Diabolique: Criterion Collection
May 26, 2011
Diabolique (1955) was director Henri-Georges Clouzot’s seventh film and saw him at the apex of his critical and commercial success in France. It was the second part of a cinematic one-two punch that included The Wages of Fear (1953) and established him as an important filmmaker not just in his native country but in the rest of the world as well. Based on the French crime novel Cell qui n’etait plus by Pierre Boileau and Thomas Narcejac, Alfred Hitchcock no less was one of the film’s greatest admirers and he reportedly screened it for the writers of both Vertigo (1958) and Psycho (1960).
The opening credits play over footage of murky water in an unused swimming pool. It is a key location that will be important later on and also acts as a metaphor for the nature of the film – characters with questionable motives and where nothing is what it seems. Boarding school teacher Christina Delassalle (Clouzot) is married to Michel (Meurisse), the cruel headmaster who, when he’s not belittling his wife, is mean to the students. She is friends with her husband’s mistress and fellow teacher Nicole Horner (Signoret), a lady so cool she wears her sunglasses at night. Michel is a real piece of work – he married Christina for her money. She resolves herself to a life of mental and physical abuse.
The two women take off for the weekend and Nicole uses it as an opportunity to convince the meek Christina to call her husband and tell him she’s leaving him. Naturally, this doesn’t go over well with him and he heads out there to meet them. Nicole has had enough and with Christina they plan Michel’s demise. But of course things don’t go entirely as planned and Clouzot introduces all kinds of ingenious plot twists that keep us guessing as to what will happen next.
The three lead actors are excellent – Vera Clouzot as the mousy wife, Simone Signoret as the cool, calculated mistress, and Paul Meurisse as the sadistic husband. It’s fascinating to watch their characters bounce off each other in this taut, psychological thriller. With Diabolique, Clouzot meticulously crafted a claustrophobic thriller that exposed some of the worst aspects of humanity. It demonstrates that there is no such thing as the perfect murder because things like emotion and bad judgment get in the way. The bottom line is if you’re going to kill someone you have to really go for it and cover your tracks so that no one can trace it back to you.

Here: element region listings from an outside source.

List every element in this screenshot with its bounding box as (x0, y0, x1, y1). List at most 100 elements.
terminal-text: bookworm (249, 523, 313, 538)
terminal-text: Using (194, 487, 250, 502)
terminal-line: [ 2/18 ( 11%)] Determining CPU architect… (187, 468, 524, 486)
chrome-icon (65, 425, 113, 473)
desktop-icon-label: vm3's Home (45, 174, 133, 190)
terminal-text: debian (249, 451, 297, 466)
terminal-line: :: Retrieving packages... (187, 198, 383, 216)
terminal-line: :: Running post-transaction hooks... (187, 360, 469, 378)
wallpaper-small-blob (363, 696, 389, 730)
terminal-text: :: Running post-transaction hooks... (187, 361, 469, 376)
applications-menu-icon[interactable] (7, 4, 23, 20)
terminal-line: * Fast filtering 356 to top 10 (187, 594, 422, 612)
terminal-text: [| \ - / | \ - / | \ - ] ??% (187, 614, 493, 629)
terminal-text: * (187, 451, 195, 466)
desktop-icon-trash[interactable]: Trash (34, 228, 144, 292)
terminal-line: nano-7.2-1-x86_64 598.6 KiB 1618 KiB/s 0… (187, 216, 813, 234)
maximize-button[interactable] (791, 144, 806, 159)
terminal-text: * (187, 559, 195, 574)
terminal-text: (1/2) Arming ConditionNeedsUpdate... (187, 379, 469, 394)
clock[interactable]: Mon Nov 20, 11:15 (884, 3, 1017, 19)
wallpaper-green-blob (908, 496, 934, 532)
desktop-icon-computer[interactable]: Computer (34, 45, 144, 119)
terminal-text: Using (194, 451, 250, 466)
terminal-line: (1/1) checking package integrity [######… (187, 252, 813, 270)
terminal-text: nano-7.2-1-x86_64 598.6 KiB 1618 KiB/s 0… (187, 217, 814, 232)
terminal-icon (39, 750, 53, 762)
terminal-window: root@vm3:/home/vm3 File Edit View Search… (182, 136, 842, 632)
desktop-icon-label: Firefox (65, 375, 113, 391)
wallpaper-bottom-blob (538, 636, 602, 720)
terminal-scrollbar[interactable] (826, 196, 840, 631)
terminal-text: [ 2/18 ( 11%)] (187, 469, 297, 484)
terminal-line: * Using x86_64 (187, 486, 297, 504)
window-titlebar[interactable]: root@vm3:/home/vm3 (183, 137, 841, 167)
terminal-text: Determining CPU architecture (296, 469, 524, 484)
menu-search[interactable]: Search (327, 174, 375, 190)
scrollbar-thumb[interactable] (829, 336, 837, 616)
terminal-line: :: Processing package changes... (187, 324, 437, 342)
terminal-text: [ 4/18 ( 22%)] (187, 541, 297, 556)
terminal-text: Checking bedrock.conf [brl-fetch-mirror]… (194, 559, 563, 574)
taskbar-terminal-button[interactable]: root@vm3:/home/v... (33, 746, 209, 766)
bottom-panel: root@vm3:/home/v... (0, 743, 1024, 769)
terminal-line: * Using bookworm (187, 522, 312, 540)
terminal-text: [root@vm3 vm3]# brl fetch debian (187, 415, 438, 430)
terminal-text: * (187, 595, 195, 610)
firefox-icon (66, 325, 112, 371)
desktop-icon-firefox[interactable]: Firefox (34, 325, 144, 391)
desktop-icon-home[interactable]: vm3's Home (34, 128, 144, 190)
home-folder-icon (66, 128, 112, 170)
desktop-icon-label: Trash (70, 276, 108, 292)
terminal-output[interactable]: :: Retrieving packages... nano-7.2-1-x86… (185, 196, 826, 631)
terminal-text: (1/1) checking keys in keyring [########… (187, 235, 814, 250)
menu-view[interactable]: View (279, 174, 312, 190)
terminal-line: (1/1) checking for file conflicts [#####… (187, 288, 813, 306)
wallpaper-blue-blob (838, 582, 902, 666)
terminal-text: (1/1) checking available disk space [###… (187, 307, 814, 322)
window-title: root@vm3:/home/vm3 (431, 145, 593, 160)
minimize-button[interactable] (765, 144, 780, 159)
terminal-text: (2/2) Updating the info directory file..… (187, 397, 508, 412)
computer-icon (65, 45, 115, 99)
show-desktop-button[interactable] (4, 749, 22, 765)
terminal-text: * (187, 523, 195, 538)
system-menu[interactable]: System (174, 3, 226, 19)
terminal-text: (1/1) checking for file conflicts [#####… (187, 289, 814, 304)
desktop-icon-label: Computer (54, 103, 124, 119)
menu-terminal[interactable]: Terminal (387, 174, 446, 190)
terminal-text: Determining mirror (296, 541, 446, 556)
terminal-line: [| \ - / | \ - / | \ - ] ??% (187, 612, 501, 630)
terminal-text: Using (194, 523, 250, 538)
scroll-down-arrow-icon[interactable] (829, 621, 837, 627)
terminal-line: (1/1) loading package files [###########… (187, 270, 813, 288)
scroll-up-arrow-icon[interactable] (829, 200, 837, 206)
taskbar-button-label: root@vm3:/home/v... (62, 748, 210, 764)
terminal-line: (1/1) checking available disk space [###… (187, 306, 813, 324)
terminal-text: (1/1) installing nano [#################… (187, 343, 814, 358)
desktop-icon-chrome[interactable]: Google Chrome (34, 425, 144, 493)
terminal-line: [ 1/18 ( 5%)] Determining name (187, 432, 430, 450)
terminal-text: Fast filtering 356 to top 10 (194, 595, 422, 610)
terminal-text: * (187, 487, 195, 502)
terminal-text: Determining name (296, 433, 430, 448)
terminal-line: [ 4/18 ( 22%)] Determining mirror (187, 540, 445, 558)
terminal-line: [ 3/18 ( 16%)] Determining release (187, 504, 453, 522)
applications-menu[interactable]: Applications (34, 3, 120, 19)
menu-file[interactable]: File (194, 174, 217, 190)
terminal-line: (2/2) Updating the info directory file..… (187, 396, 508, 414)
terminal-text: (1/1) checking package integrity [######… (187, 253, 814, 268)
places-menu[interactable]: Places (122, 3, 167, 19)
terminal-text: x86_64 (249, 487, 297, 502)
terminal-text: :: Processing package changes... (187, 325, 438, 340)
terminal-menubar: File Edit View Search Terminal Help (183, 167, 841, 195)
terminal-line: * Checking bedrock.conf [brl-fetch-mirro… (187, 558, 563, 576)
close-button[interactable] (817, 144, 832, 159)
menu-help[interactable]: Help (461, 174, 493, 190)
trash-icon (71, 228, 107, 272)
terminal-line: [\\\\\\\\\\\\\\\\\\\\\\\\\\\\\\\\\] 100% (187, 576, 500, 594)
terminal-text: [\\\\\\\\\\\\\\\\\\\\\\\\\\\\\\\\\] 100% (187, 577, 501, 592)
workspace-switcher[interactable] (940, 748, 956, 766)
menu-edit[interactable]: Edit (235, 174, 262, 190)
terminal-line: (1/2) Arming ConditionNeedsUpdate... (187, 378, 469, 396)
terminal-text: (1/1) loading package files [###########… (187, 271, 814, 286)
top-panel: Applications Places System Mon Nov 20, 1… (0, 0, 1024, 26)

“Serge Bromberg Introduction” features the film preservationist and historian talking about Clouzot and giving us a brief overview of his career, which he does to put Diabolique in context. Bromberg touches upon the film’s literary origins while also analyzing its look and themes.
There is a selected-scene commentary by French film scholar Kelley Conway. She analyzes specific scenes and dissects their meaning. She touches upon his life and career and how they relate to the film. Conway speaks eloquently and knowledgably about Diabolique.
Film critic Kim Newman talks about how Diabolique influenced films like Psycho. He cites it as being the first film built around a twist ending and calls it a “conspiracy story.” He analyzes the meticulous structure of the plot and how this harkens back to mystery novels.
Finally, there is a theatrical trailer.